The Mauri family owned one of the most important publishing houses in Italy, and the young artist became close with thinkers of the postwar Italian avant-garde, such as Italo Calvino, Umberto Eco, Pier Paolo Pasolini and Janis Kounellis. Their intellectual influence undergirds the way his work questions ideological biases and various political issues as they are (re)produced by the media.
As if taking note from Mauri’s literary peers, the exhibition begins with text: ‘On the Liberty’ (1990), a beautiful, wall-mounted electric wire sculpture, spells out the titular statement and lights a blue bulb attached to a stand in its centre, seemingly in reference to the Statue of Liberty’s torch. The sign faces the spare assemblage ‘Ventilatore (Senza Arte)’ (1990), a monochromatic white painting upon which an electric fan has been mounted. Blowing air away from the canvas, the fan ironically draws the viewer into the tongue-in-cheek ‘artlessness’ referenced in the work’s title.
This ironic use of language, explicit or implied, extends to two works on the gallery floor: large doormats with the phrases ‘Forse l’arte non è autonoma’ (Maybe art is not autonomous, both 2009) and ‘Noneronuovo’ (I was not new) cut from their surface. Unlike Pop artists of the 1960s, Mauri wasn’t interested in the mechanical reproduction of images or the iconography of mass media culture. Rather than shiny new commodities or consumer technology, his assemblages are cobbled together from everyday domestic objects, arranged in loosely narrative tableaux.
Mauri’s installation ‘Cucina o La questione tedesca (Senza Arte)’ (‘Kitchen or the German Question (Artless)’) (1990), an old working stove which lightly heats pans and bottles of wine below a metal frame mounted around a frying pan and an old electric power box, appears along the far wall of the gallery – just past the doormats, as if beyond the threshold of a home. Ten of Mauri’s ‘Foto Finish’ (1976) works hang in an adjacent gallery: sheets of photosensitive paper, exposed until they have blackened, and collaged with real, mundane objects like teacups or thread reels.

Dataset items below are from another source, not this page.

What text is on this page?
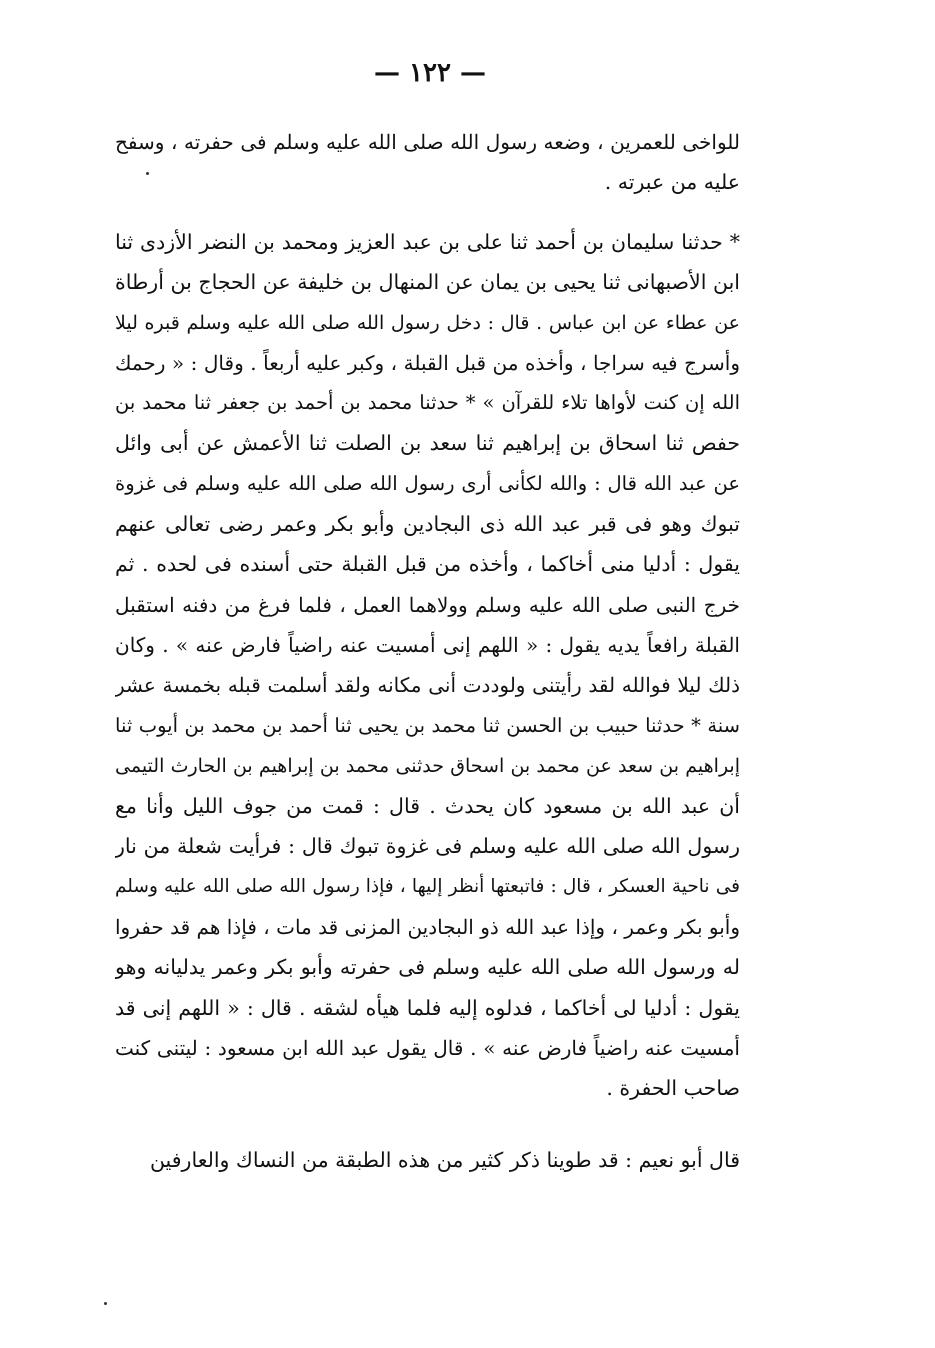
— ١٢٢ —
للواخى للعمرين ، وضعه رسول الله صلى الله عليه وسلم فى حفرته ، وسفح
عليه من عبرته .
* حدثنا سليمان بن أحمد ثنا على بن عبد العزيز ومحمد بن النضر الأزدى ثنا
ابن الأصبهانى ثنا يحيى بن يمان عن المنهال بن خليفة عن الحجاج بن أرطاة
عن عطاء عن ابن عباس . قال : دخل رسول الله صلى الله عليه وسلم قبره ليلا
وأسرج فيه سراجا ، وأخذه من قبل القبلة ، وكبر عليه أربعاً . وقال : « رحمك
الله إن كنت لأواها تلاء للقرآن » * حدثنا محمد بن أحمد بن جعفر ثنا محمد بن
حفص ثنا اسحاق بن إبراهيم ثنا سعد بن الصلت ثنا الأعمش عن أبى وائل
عن عبد الله قال : والله لكأنى أرى رسول الله صلى الله عليه وسلم فى غزوة
تبوك وهو فى قبر عبد الله ذى البجادين وأبو بكر وعمر رضى تعالى عنهم
يقول : أدليا منى أخاكما ، وأخذه من قبل القبلة حتى أسنده فى لحده . ثم
خرج النبى صلى الله عليه وسلم وولاهما العمل ، فلما فرغ من دفنه استقبل
القبلة رافعاً يديه يقول : « اللهم إنى أمسيت عنه راضياً فارض عنه » . وكان
ذلك ليلا فوالله لقد رأيتنى ولوددت أنى مكانه ولقد أسلمت قبله بخمسة عشر
سنة * حدثنا حبيب بن الحسن ثنا محمد بن يحيى ثنا أحمد بن محمد بن أيوب ثنا
إبراهيم بن سعد عن محمد بن اسحاق حدثنى محمد بن إبراهيم بن الحارث التيمى
أن عبد الله بن مسعود كان يحدث . قال : قمت من جوف الليل وأنا مع
رسول الله صلى الله عليه وسلم فى غزوة تبوك قال : فرأيت شعلة من نار
فى ناحية العسكر ، قال : فاتبعتها أنظر إليها ، فإذا رسول الله صلى الله عليه وسلم
وأبو بكر وعمر ، وإذا عبد الله ذو البجادين المزنى قد مات ، فإذا هم قد حفروا
له ورسول الله صلى الله عليه وسلم فى حفرته وأبو بكر وعمر يدليانه وهو
يقول : أدليا لى أخاكما ، فدلوه إليه فلما هيأه لشقه . قال : « اللهم إنى قد
أمسيت عنه راضياً فارض عنه » . قال يقول عبد الله ابن مسعود : ليتنى كنت
صاحب الحفرة .
قال أبو نعيم : قد طوينا ذكر كثير من هذه الطبقة من النساك والعارفين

Their formal similarity to his wall-mounted assemblages negates the photographic properties of their grounds, even as they imitate the format of photograms. São Paulo has a large population of Italian immigrants, many of whom fled poverty and fascism between the two World Wars. Brazil’s own experience with dictatorship and the recent ascendance of the country’s right wing made this demographic link to Mauri’s work feel even more poignant – striking a surprisingly powerful, if perhaps unintended, chord.